Книга Бродяги Севера - Джеймс Оливер Кервуд
Шрифт:
Интервал:
Закладка:
А затем в те места пришла знаменитая Зима Смерти. Вы помните ее, Фингерс. Вы лучше меня знаете, какими были в то время законы. Продовольствие туда не доходило вовсе. Снег выпал ранний и глубокий. Целых три месяца температура не поднималась выше пятидесяти градусов мороза, и наступили голод и смерть. В то время можно было, пожалуй, совершенно безнаказанно убить человека, но укради ты хоть одну только корочку хлеба или одну горошину, и тебя тотчас же выводили за пределы лагеря и приказывали отправляться на все четыре стороны. А это означало верную смерть – смерть от холода и голода, еще более ужасную, чем от повешения или от расстрела.

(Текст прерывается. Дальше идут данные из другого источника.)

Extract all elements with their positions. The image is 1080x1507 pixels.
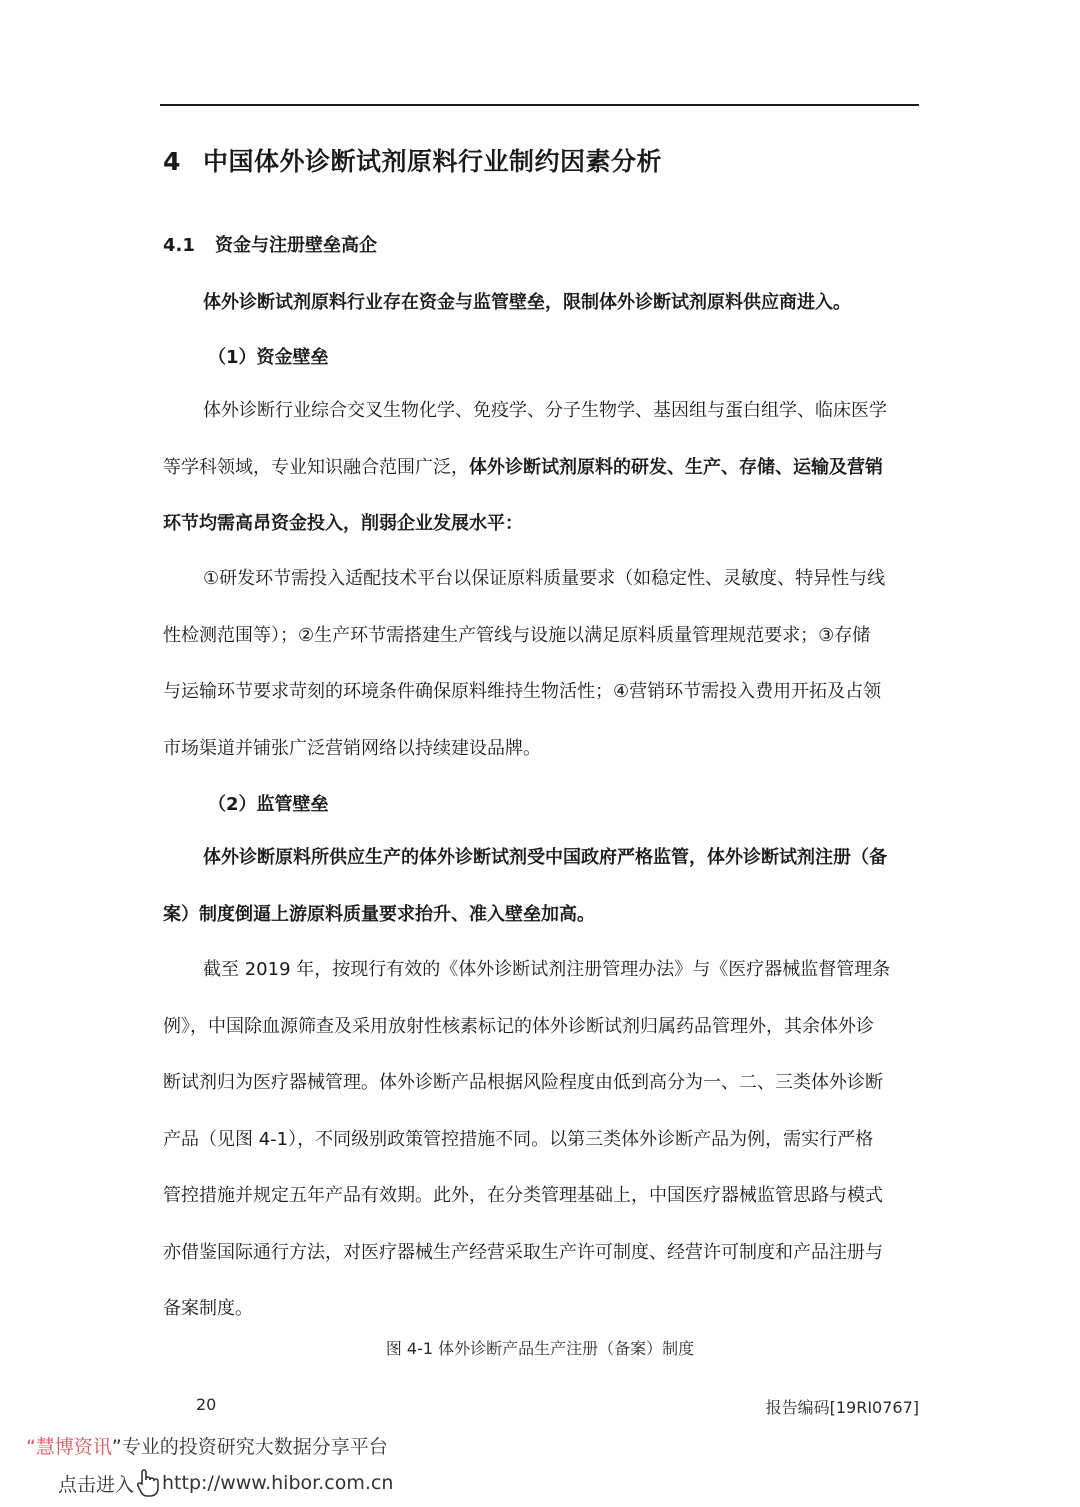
text-line: 案）制度倒逼上游原料质量要求抬升、准入壁垒加高。 [163, 887, 919, 944]
text-line: 性检测范围等）；②生产环节需搭建生产管线与设施以满足原料质量管理规范要求；③存储 [163, 608, 919, 665]
chapter-number: 4 [163, 147, 203, 176]
figure-caption: 图 4-1 体外诊断产品生产注册（备案）制度 [0, 1336, 1080, 1359]
watermark-link-row[interactable]: 点击进入 http://www.hibor.com.cn [58, 1468, 393, 1498]
text-line: 体外诊断原料所供应生产的体外诊断试剂受中国政府严格监管，体外诊断试剂注册（备 [163, 830, 919, 887]
text-line: 产品（见图 4-1），不同级别政策管控措施不同。以第三类体外诊断产品为例，需实行… [163, 1112, 919, 1169]
text-line: 管控措施并规定五年产品有效期。此外，在分类管理基础上，中国医疗器械监管思路与模式 [163, 1168, 919, 1225]
watermark-tagline: “慧博资讯”专业的投资研究大数据分享平台 [26, 1432, 388, 1459]
watermark-brand: 慧博资讯 [36, 1436, 112, 1458]
pointing-hand-icon [137, 1468, 159, 1498]
report-code: 报告编码[19RI0767] [766, 1395, 919, 1418]
text-line: 备案制度。 [163, 1281, 919, 1338]
text-line: 与运输环节要求苛刻的环境条件确保原料维持生物活性；④营销环节需投入费用开拓及占领 [163, 664, 919, 721]
text-line: 亦借鉴国际通行方法，对医疗器械生产经营采取生产许可制度、经营许可制度和产品注册与 [163, 1225, 919, 1282]
capital-barrier-paragraph-2: ①研发环节需投入适配技术平台以保证原料质量要求（如稳定性、灵敏度、特异性与线 性… [163, 551, 919, 777]
section-number: 4.1 [163, 235, 215, 256]
regulatory-barrier-paragraph: 截至 2019 年，按现行有效的《体外诊断试剂注册管理办法》与《医疗器械监督管理… [163, 942, 919, 1338]
page-number: 20 [196, 1395, 216, 1414]
subsection-2-title: （2）监管壁垒 [208, 790, 329, 816]
text-line: 环节均需高昂资金投入，削弱企业发展水平： [163, 496, 919, 553]
text-line: 等学科领域，专业知识融合范围广泛，体外诊断试剂原料的研发、生产、存储、运输及营销 [163, 440, 919, 497]
section-heading: 4.1资金与注册壁垒高企 [163, 231, 377, 257]
subsection-1-title: （1）资金壁垒 [208, 343, 329, 369]
lead-statement: 体外诊断试剂原料行业存在资金与监管壁垒，限制体外诊断试剂原料供应商进入。 [203, 288, 851, 314]
text-line: 断试剂归为医疗器械管理。体外诊断产品根据风险程度由低到高分为一、二、三类体外诊断 [163, 1055, 919, 1112]
chapter-heading: 4中国体外诊断试剂原料行业制约因素分析 [163, 142, 662, 178]
quote-close: ” [112, 1436, 122, 1458]
text-line: 市场渠道并铺张广泛营销网络以持续建设品牌。 [163, 721, 919, 778]
header-rule [160, 104, 919, 106]
click-label: 点击进入 [58, 1470, 134, 1497]
chapter-title: 中国体外诊断试剂原料行业制约因素分析 [203, 147, 662, 176]
text-line: 例》，中国除血源筛查及采用放射性核素标记的体外诊断试剂归属药品管理外，其余体外诊 [163, 999, 919, 1056]
text-line: ①研发环节需投入适配技术平台以保证原料质量要求（如稳定性、灵敏度、特异性与线 [163, 551, 919, 608]
watermark-text: 专业的投资研究大数据分享平台 [122, 1436, 388, 1458]
section-title: 资金与注册壁垒高企 [215, 235, 377, 256]
regulatory-barrier-lead: 体外诊断原料所供应生产的体外诊断试剂受中国政府严格监管，体外诊断试剂注册（备 案… [163, 830, 919, 943]
capital-barrier-paragraph-1: 体外诊断行业综合交叉生物化学、免疫学、分子生物学、基因组与蛋白组学、临床医学 等… [163, 383, 919, 553]
text-line: 体外诊断行业综合交叉生物化学、免疫学、分子生物学、基因组与蛋白组学、临床医学 [163, 383, 919, 440]
text-normal: 等学科领域，专业知识融合范围广泛， [163, 457, 469, 478]
text-bold: 体外诊断试剂原料的研发、生产、存储、运输及营销 [469, 457, 883, 478]
text-line: 截至 2019 年，按现行有效的《体外诊断试剂注册管理办法》与《医疗器械监督管理… [163, 942, 919, 999]
website-link[interactable]: http://www.hibor.com.cn [162, 1472, 393, 1494]
quote-open: “ [26, 1436, 36, 1458]
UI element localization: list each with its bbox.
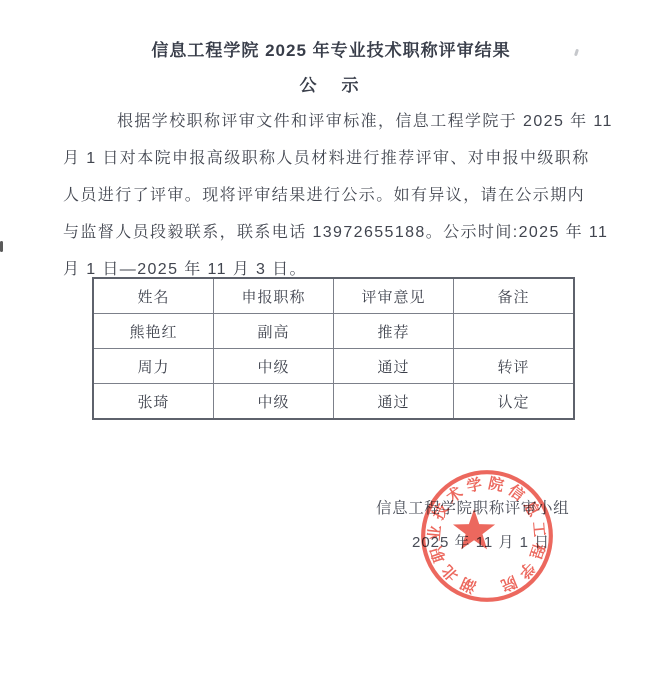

Татман вовсе не был вором. Заставило его украсть невыносимое зрелище медленно умиравшей от голода жены и ужас перед тем, что она, как и многие другие, падет жертвой цинги. На склоне дня он проник в одну хижину и украл две жестянки консервированного гороха и две уже сваренные картофелины, которые в то время стоили в тысячу раз дороже, чем равное по весу количество золота. И его поймали. Его отвели за пределы лагеря и дали ружье. Но пищи – никакой! Он должен был идти на все четыре стороны. А его жена стояла тут же, рядом с ним, в теплом плаще и в высоких сапогах, потому что она решила умереть вместе с мужем. Ради нее ведь лгал Татман до последней минуты, заявляя, что он вовсе не крал, и настаивал на том, что он невиновен.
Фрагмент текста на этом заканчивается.